Case-Based Reasoning (CBR) is a problem-solving paradigm. Its history dates back to the late 1970s. CBR originated in cognitive science (often ascribed to Roger C. Schank and Janet Kolodner). It can be explained in one simple sentence (also known as the CBR assumption):
Similar problems have similar solutions.
The basic idea of this assumption is to solve a current problem by reusing solutions that have been applied to similar problems in the past. Therefore, the current problem has to be compared with problems described in cases. Solutions contained in cases that represent very similar problems are then considered to be candidates for solving the current problem, too.
As human beings we use this problem-solving technique in many situations in our daily routine. Whenever it is easier or more convenient to re-use experience, humans prefer to do that rather than to derive solutions from scratch. The physician tells us that he saw the symptoms before, and one injection was all that was needed to heal that patient. The lawyer remembers a suitable case to defend our cause. And we hopefully remember recipes when we are cooking a new meal.
Case-Based Reasoning simulates this kind of human problem-solving behaviour. It should be considered whenever it is difficult to formulate domain rules, and when cases are available. It should also be considered when rules can be formulated but require more input information than is typically available, because of incomplete problem specifications or because the knowledge needed is simply not available at problem-solving time. Other indications to use CBR are if general knowledge is not sufficient because of too many exceptions, or when new solutions can be derived from old solutions more easily than from scratch. Many successful commercial applications in these areas have proven the utility of this paradigm.
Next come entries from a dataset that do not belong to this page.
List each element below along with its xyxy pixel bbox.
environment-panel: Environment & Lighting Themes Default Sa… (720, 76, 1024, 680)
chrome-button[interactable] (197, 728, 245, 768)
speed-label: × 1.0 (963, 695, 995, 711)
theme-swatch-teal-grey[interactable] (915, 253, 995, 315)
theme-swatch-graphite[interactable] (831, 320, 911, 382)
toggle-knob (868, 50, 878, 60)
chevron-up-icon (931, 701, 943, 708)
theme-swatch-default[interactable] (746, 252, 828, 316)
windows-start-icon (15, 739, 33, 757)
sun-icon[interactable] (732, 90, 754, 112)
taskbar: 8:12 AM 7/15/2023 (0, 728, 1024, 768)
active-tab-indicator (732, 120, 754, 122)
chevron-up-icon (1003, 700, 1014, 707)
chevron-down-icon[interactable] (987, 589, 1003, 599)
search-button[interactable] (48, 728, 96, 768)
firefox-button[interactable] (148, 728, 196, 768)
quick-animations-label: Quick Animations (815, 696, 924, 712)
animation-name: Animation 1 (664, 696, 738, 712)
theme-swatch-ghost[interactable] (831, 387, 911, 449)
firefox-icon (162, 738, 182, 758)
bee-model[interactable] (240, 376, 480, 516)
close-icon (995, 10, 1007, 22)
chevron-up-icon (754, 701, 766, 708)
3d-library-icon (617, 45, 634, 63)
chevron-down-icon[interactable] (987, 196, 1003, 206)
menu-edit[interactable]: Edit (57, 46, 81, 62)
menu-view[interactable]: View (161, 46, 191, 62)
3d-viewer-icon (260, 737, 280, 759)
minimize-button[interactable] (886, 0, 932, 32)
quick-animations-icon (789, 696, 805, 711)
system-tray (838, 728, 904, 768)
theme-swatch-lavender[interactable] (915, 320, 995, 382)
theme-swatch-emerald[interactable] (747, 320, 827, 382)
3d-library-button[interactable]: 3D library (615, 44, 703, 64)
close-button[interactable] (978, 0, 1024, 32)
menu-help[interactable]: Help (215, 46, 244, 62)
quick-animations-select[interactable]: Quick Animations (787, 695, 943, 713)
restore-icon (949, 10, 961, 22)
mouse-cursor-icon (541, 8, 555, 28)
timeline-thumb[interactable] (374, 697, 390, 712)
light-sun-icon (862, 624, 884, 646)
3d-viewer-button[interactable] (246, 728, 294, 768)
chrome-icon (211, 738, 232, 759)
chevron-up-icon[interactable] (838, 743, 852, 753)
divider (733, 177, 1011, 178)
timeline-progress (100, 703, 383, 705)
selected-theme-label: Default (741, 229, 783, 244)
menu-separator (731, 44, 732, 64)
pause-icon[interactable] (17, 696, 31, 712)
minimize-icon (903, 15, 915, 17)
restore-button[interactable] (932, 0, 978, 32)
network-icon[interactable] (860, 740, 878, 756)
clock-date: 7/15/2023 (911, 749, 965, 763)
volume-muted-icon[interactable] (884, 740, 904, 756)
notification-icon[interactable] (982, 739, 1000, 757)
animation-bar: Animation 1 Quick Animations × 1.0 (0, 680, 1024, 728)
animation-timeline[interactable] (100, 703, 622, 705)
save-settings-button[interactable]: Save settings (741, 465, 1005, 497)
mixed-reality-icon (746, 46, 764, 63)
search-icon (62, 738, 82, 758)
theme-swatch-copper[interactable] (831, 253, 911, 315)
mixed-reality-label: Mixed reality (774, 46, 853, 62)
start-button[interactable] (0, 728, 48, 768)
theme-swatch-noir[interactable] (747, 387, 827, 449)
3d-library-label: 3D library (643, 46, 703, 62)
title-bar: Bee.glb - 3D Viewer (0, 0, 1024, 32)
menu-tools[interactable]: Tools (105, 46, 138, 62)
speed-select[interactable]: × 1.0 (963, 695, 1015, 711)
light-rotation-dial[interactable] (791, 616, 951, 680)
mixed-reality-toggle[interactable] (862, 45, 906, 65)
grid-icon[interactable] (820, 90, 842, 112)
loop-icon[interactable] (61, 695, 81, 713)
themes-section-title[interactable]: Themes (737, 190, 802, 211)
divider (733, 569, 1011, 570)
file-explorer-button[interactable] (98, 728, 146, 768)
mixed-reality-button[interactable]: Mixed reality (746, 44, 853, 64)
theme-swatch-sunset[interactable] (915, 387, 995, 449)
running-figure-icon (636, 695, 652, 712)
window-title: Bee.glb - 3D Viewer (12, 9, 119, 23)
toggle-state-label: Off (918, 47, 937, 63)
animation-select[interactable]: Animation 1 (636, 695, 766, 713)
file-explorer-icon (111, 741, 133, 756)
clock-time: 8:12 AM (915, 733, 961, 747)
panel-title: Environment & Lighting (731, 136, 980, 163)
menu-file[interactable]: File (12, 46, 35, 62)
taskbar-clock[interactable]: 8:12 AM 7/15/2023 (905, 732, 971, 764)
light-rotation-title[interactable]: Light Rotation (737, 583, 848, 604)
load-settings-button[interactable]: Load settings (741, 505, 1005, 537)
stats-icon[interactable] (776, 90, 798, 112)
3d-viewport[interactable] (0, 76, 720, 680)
In order to enable a computer system to judge the similarity of two problems, CBR systems employ so-called "similarity measures" which represent a mathematical formalization of the very general term "similarity" or "utility". Similarity measures usually do not describe the dependencies between problems and corresponding solutions in detail, but only represent a form of a heuristics. Thus, the selection of really useful cases, and therefore the strict correctness of the output, cannot be guaranteed in general. Nevertheless, by tolerating this inexactness one is able to develop powerful knowledge-based systems with significantly less effort and lower costs as compared to the more traditional AI techniques that rely on a complete and correct domain theory.
Case-Based Reasoning is not limited to the reuse of experience (e.g., as it is used in help-desk applications), however. CBR is also very successful in electronic commerce scenarios and in product retrieval. Here, similarity measures are used to compare user specifications with product descriptions, bridging the gap between customer demands and product features.